As for the rendering engine, rendering is required whether it is a single frame or multiple frames. I have done some basic tests with Workbench
and Cycles
to verify that it works, but have not tested them thoroughly. For unofficial render engines, I cannot guarantee that they are supported. Which engine did you use and what error messages did you get?
Would it be possible to have the option to import an image sequence straight into conversion instead?
Yes. You can just use the normal [Flat Color]
button (without the submenu) to select multiple image files, and enable the option Image Sequence
and Fit to Camera
.
I tried using Malt. I thought it wouldn't initialize because it uses its own render nodes for the image output
The image sequence works perfectly!
Hi there!
I was wondering if maybe you have thought on a way to draw straight into mesh from a camera projection without masking by transforming a mesh into grease pencil?
This kind of stuff would allow the built interpolation or extrapolation functionality to follow a mesh across the timeline in a more convenient manner. Currently the solutions are a bit cumbersome having to convert the mesh to GP before masking and using the placing stroke on surface afterward.
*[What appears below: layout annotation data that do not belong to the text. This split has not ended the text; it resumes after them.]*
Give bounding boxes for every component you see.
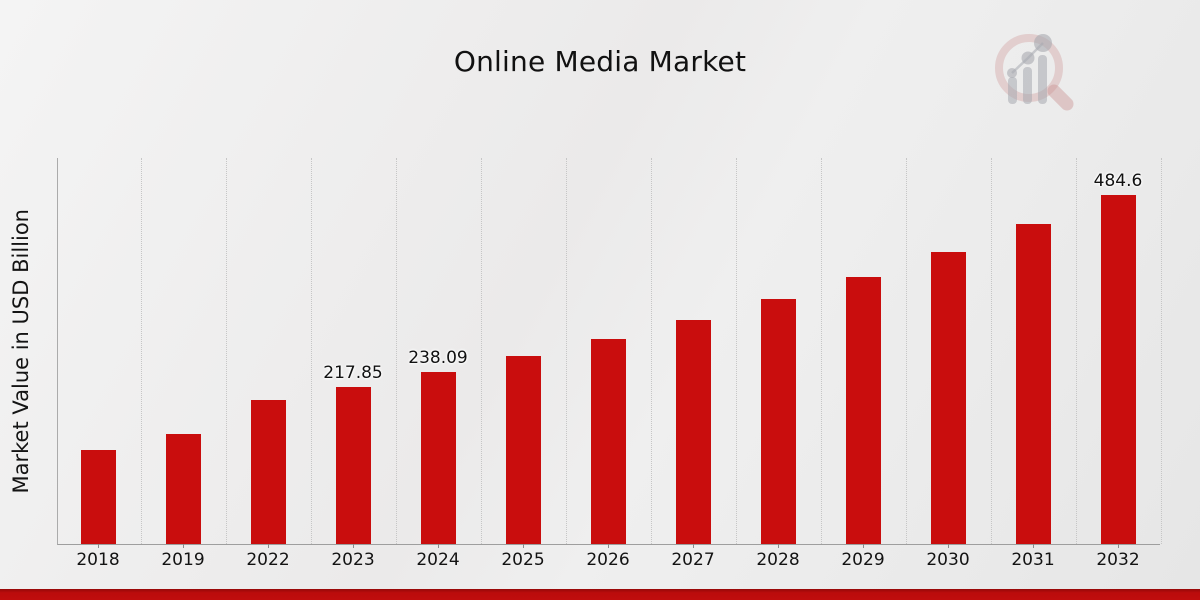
category-gridline [905, 158, 907, 544]
category-gridline [735, 158, 737, 544]
bar-2027 [675, 320, 711, 544]
x-tick-label-2019: 2019 [161, 550, 205, 570]
page-title: Online Media Market [453, 45, 747, 78]
x-axis-tick [268, 544, 269, 548]
x-tick-label-2024: 2024 [416, 550, 460, 570]
x-axis-tick [1118, 544, 1119, 548]
x-axis-tick [353, 544, 354, 548]
x-tick-label-2031: 2031 [1011, 550, 1055, 570]
x-tick-label-2029: 2029 [841, 550, 885, 570]
bar-2028 [760, 299, 796, 544]
x-axis-tick [523, 544, 524, 548]
x-tick-label-2025: 2025 [501, 550, 545, 570]
x-tick-label-2023: 2023 [331, 550, 375, 570]
x-tick-label-2022: 2022 [246, 550, 290, 570]
x-axis-tick [98, 544, 99, 548]
bar-value-label: 484.6 [1093, 170, 1143, 191]
x-axis-tick [863, 544, 864, 548]
bar-2031 [1015, 224, 1051, 544]
plot-area: 2018 2019 2022 217.85 2023 238.09 2024 2025 2026… [57, 158, 1162, 570]
y-axis-label: Market Value in USD Billion [9, 209, 33, 494]
category-gridline [565, 158, 567, 544]
bar-value-label: 238.09 [408, 348, 468, 369]
category-gridline [820, 158, 822, 544]
category-gridline [310, 158, 312, 544]
bar-2022 [250, 400, 286, 544]
category-gridline [480, 158, 482, 544]
category-gridline [395, 158, 397, 544]
x-axis-tick [693, 544, 694, 548]
bar-2030 [930, 251, 966, 544]
x-axis-tick [1033, 544, 1034, 548]
x-axis-tick [608, 544, 609, 548]
category-gridline [225, 158, 227, 544]
x-tick-label-2032: 2032 [1096, 550, 1140, 570]
category-gridline [1075, 158, 1077, 544]
bar-2029 [845, 276, 881, 544]
bar-value-label: 217.85 [323, 363, 383, 384]
x-axis-tick [778, 544, 779, 548]
x-tick-label-2026: 2026 [586, 550, 630, 570]
footer-accent-band [0, 589, 1200, 600]
x-tick-label-2030: 2030 [926, 550, 970, 570]
x-axis-tick [183, 544, 184, 548]
category-gridline [990, 158, 992, 544]
y-axis-label-wrap: Market Value in USD Billion [4, 158, 38, 545]
category-gridline [140, 158, 142, 544]
x-axis-tick [948, 544, 949, 548]
bar-2023 [335, 387, 371, 544]
bar-2024 [420, 372, 456, 544]
x-tick-label-2027: 2027 [671, 550, 715, 570]
x-tick-label-2028: 2028 [756, 550, 800, 570]
bar-2018 [80, 449, 116, 544]
category-gridline [650, 158, 652, 544]
bar-2026 [590, 339, 626, 544]
category-gridline [1160, 158, 1162, 544]
magnifier-bar-chart-icon [995, 34, 1074, 111]
bar-2032 [1100, 194, 1136, 544]
bar-2025 [505, 356, 541, 544]
x-axis-tick [438, 544, 439, 548]
x-tick-label-2018: 2018 [76, 550, 120, 570]
bar-2019 [165, 434, 201, 544]
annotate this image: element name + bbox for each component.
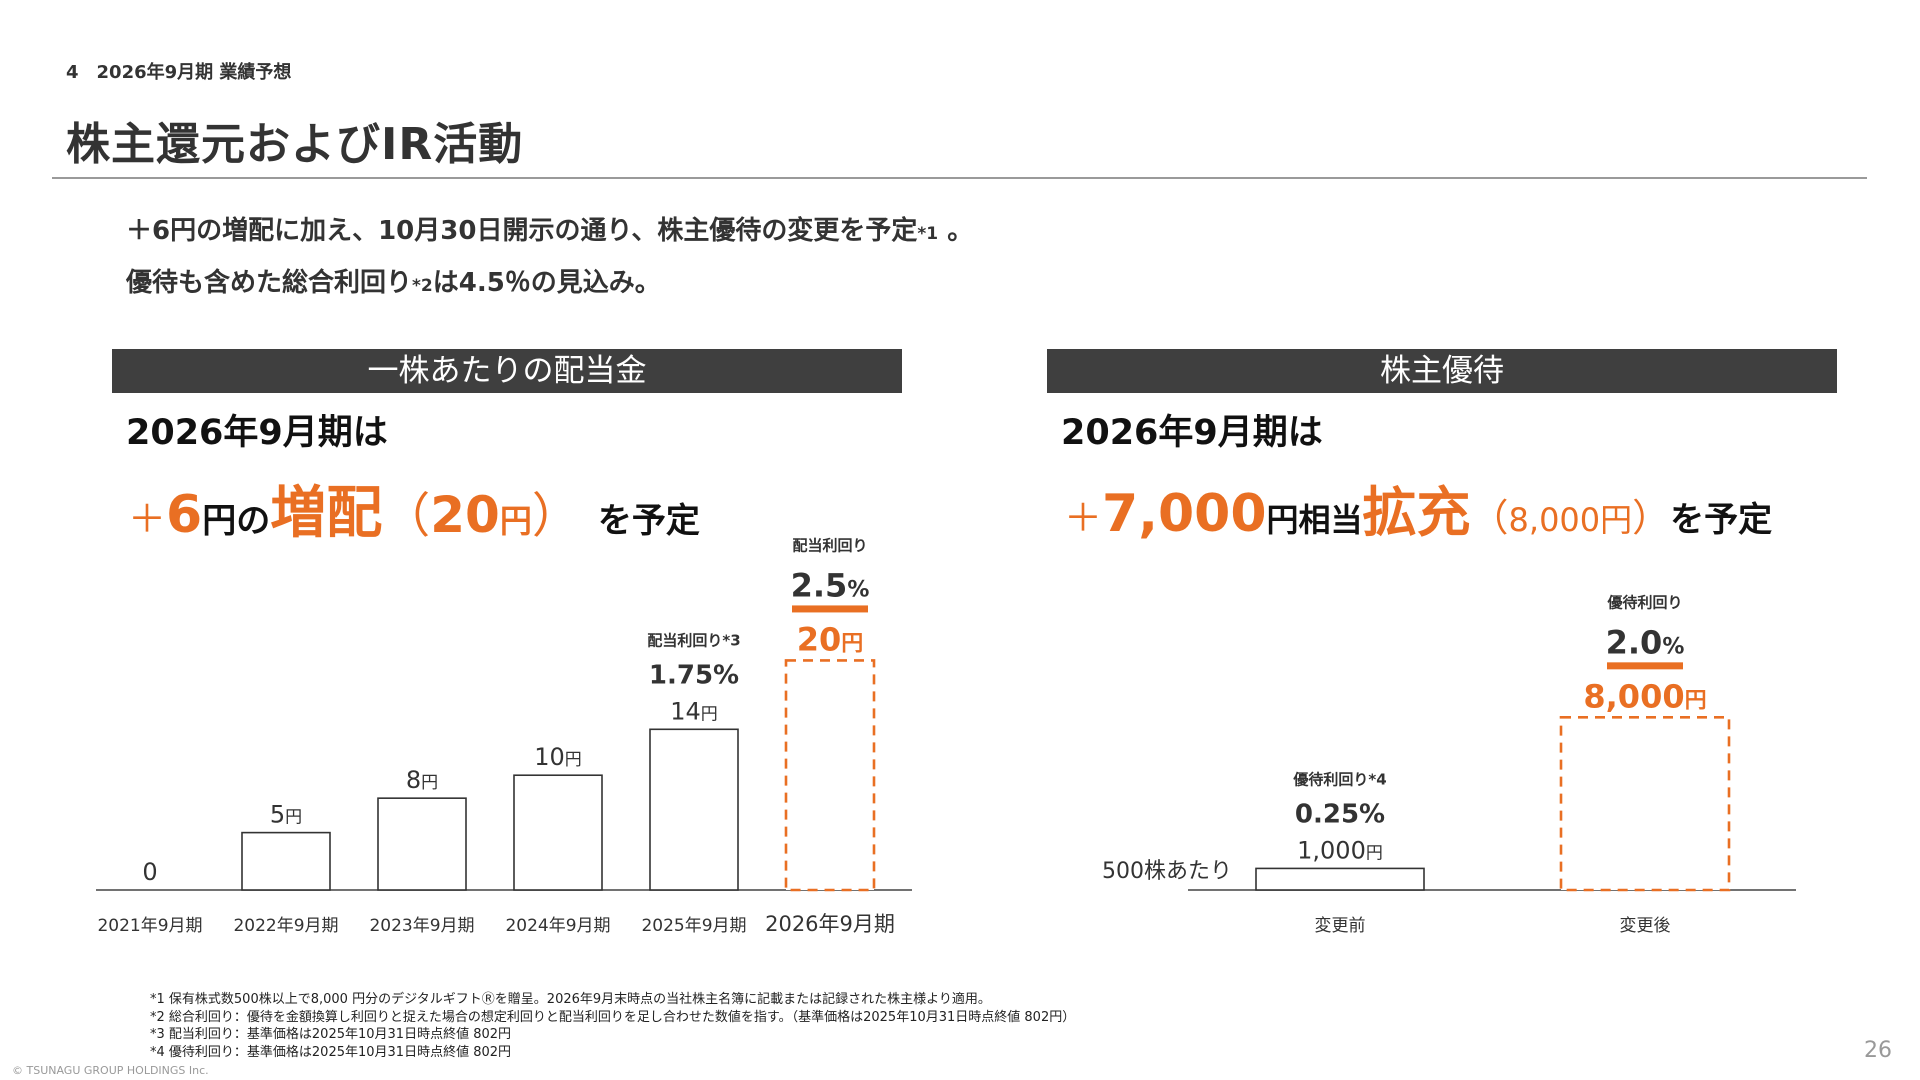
benefit-paren-close: ）	[1632, 496, 1671, 540]
page-title: 株主還元およびIR活動	[66, 119, 524, 170]
dividend-category-label-2: 2022年9月期	[233, 916, 338, 936]
copyright: © TSUNAGU GROUP HOLDINGS Inc.	[12, 1064, 209, 1077]
footnote-1: *1 保有株式数500株以上で8,000 円分のデジタルギフトⓇを贈呈。2026…	[150, 992, 991, 1007]
lead-line-2: 優待も含めた総合利回り*2は4.5％の見込み。	[126, 262, 661, 299]
dividend-yield-value-5: 1.75%	[649, 660, 739, 690]
benefit-category-label-2: 変更後	[1620, 916, 1671, 936]
dividend-increase-amount: 6	[166, 485, 203, 545]
footnote-2: *2 総合利回り：優待を金額換算し利回りと捉えた場合の想定利回りと配当利回りを足…	[150, 1009, 1076, 1025]
dividend-bar-3	[377, 797, 467, 891]
dividend-bar-6	[784, 659, 876, 892]
dividend-paren-close: ）	[531, 488, 580, 544]
dividend-yield-value-6: 2.5%	[791, 566, 870, 604]
dividend-category-label-3: 2023年9月期	[369, 916, 474, 936]
benefit-value-label-2: 8,000円	[1583, 677, 1706, 715]
dividend-panel-header: 一株あたりの配当金	[112, 349, 902, 393]
benefit-panel-header: 株主優待	[1047, 349, 1837, 393]
section-label: 4 2026年9月期 業績予想	[66, 62, 292, 83]
footnote-4: *4 優待利回り：基準価格は2025年10月31日時点終値 802円	[150, 1044, 512, 1060]
dividend-new-yen: 円	[499, 502, 532, 540]
dividend-category-label-5: 2025年9月期	[641, 916, 746, 936]
dividend-category-label-6: 2026年9月期	[765, 912, 895, 936]
dividend-bar-5	[649, 728, 739, 891]
benefit-plus: ＋	[1064, 496, 1103, 540]
benefit-yield-label-2: 優待利回り	[1606, 593, 1682, 611]
lead-line-1-text: ＋6円の増配に加え、10月30日開示の通り、株主優待の変更を予定	[126, 216, 918, 246]
benefit-yield-underline-2	[1607, 662, 1683, 670]
dividend-yield-label-5: 配当利回り*3	[647, 631, 740, 649]
dividend-headline: ＋6円の増配（20円） を予定	[128, 468, 700, 549]
lead-line-2-text: 優待も含めた総合利回り	[126, 268, 413, 298]
dividend-bar-4	[513, 774, 603, 891]
benefit-keyword: 拡充	[1362, 481, 1471, 544]
footnote-ref-2: *2	[412, 276, 433, 296]
dividend-value-label-6: 20円	[797, 620, 864, 658]
benefit-bar-1	[1255, 867, 1425, 891]
lead-line-2-end: は4.5％の見込み。	[432, 268, 661, 298]
dividend-value-label-3: 8円	[406, 766, 438, 794]
footnote-ref-1: *1	[917, 224, 939, 244]
benefit-new-amount: 8,000円	[1508, 501, 1633, 539]
dividend-plus: ＋	[128, 497, 167, 541]
benefit-period: 2026年9月期は	[1061, 413, 1323, 453]
dividend-value-label-4: 10円	[534, 743, 582, 771]
lead-line-1: ＋6円の増配に加え、10月30日開示の通り、株主優待の変更を予定*1 。	[126, 210, 973, 247]
dividend-paren-open: （	[382, 488, 431, 544]
benefit-yield-value-1: 0.25%	[1295, 799, 1385, 829]
dividend-yield-underline-6	[792, 605, 868, 613]
footnote-3: *3 配当利回り：基準価格は2025年10月31日時点終値 802円	[150, 1027, 512, 1042]
dividend-new-amount: 20	[430, 486, 500, 544]
benefit-increase-amount: 7,000	[1102, 484, 1267, 544]
benefit-yen-equiv: 円相当	[1266, 501, 1363, 539]
dividend-value-label-2: 5円	[270, 801, 302, 829]
dividend-no: の	[236, 501, 271, 541]
dividend-suffix: を予定	[597, 501, 700, 541]
benefit-headline: ＋7,000円相当拡充（8,000円）を予定	[1064, 468, 1772, 547]
benefit-bar-2	[1559, 716, 1731, 892]
dividend-value-label-1: 0	[142, 858, 157, 886]
benefit-yield-value-2: 2.0%	[1606, 623, 1685, 661]
benefit-y-label: 500株あたり	[1102, 859, 1232, 884]
page-number: 26	[1864, 1038, 1892, 1063]
dividend-bar-2	[241, 831, 331, 891]
benefit-yield-label-1: 優待利回り*4	[1292, 770, 1386, 788]
benefit-suffix: を予定	[1670, 500, 1773, 540]
dividend-yield-label-6: 配当利回り	[792, 536, 867, 554]
dividend-category-label-1: 2021年9月期	[97, 916, 202, 936]
benefit-paren-open: （	[1470, 496, 1509, 540]
title-divider	[52, 177, 1867, 179]
benefit-category-label-1: 変更前	[1315, 916, 1366, 936]
dividend-keyword: 増配	[270, 481, 383, 546]
dividend-category-label-4: 2024年9月期	[505, 916, 610, 936]
footnotes: *1 保有株式数500株以上で8,000 円分のデジタルギフトⓇを贈呈。2026…	[150, 991, 1075, 1061]
benefit-value-label-1: 1,000円	[1297, 836, 1383, 864]
lead-line-1-end: 。	[938, 216, 974, 246]
dividend-value-label-5: 14円	[670, 697, 718, 725]
dividend-period: 2026年9月期は	[126, 413, 388, 453]
dividend-yen: 円	[202, 501, 237, 541]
Basically everything is already built into blender but there's a lot of steps and adjustments in between that could otherwise be very straightforward
If this could be added as a more user friendly function it would make things a lot more easier and satisfying to work with
EDIT: A script like solution I thought about for an animated object is something along the lines of
As for the masking automatation, maybe the selected mesh is selected before the last operation and converted into a clean closed gpen sequence with a solid color (ignoring all materials), preserving the original mesh and automatically placed in a hidden collection, and this new Gpen sequence is placed in the masks menu.
Something along those lines more or less.